La différence entre manipulation et sanction renvoie de
nouveau à la propriété personnelle de la primauté du Père.
Seule une analogie qui rend justice à la primauté du
Père et à l’asymétrie entre le Fils et l’Esprit peut décrire
adéquatement l’être trinitaire. L’analogie de la mission
développée dans le présent essai prolonge la présentation
orientale traditionnelle de la monarchie du Père, tout en
faisant droit à la participation du Fils à la spiration de
l’Esprit mise en lumière par la tradition occidentale.
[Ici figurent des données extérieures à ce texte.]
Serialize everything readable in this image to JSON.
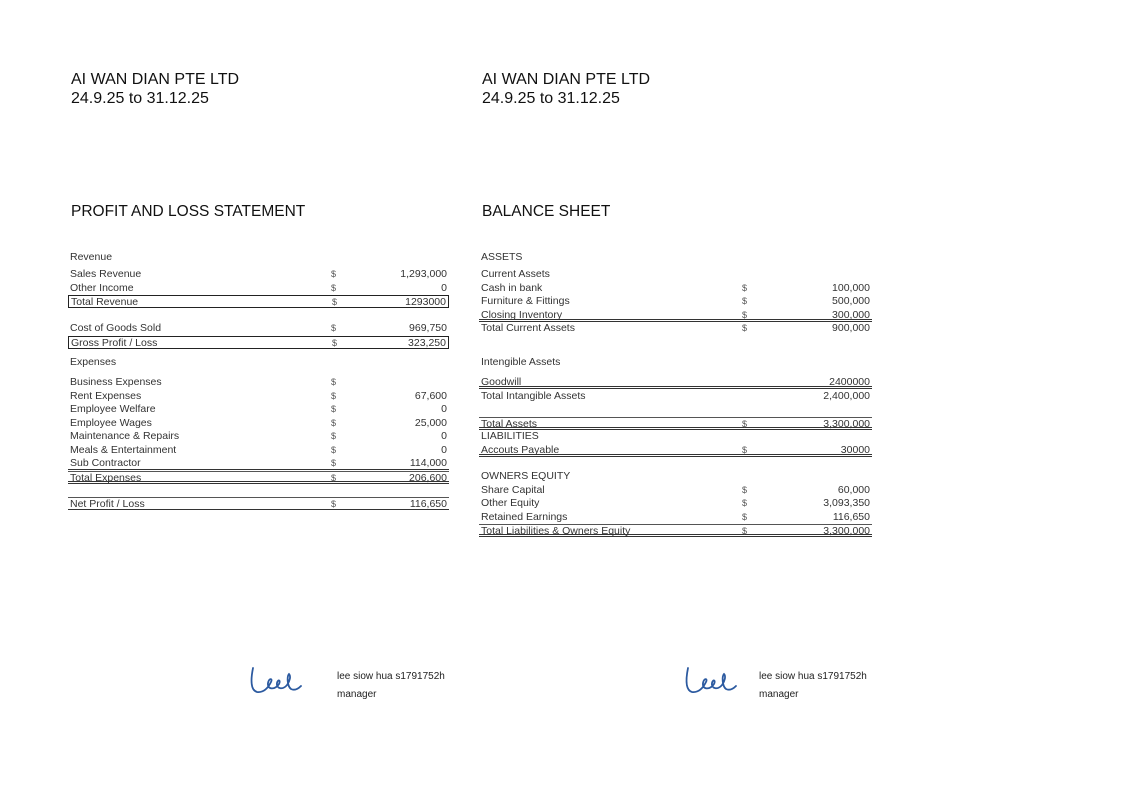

Des personnes non individuelles


La distinction entre individu et personne a déjà
été proposée dans l’introduction de ce livre. Il faut,
au moment de conclure, en tirer un ultime trait de la
personne divine. Pas plus que Dieu n’est une substance
à la manière d’un genre, la personne divine n’est une
personne à la manière d’un individu. La personne divine
est une personne non individuelle.
Cette conclusion contredit la définition boéthienne de
la personne : « La personne est une substance individuelle
de nature rationnelle. »
La critique que l’on peut faire, et que l’on a faite à la
définition de Boèce, c’est que, forgée dans le contexte de
la christologie, elle est valable pour les personnes créées,

1. Duo spirantes (Thomas d’Aquin, Somme de théologie, Ia,


q. 36, a. 4, ad 7).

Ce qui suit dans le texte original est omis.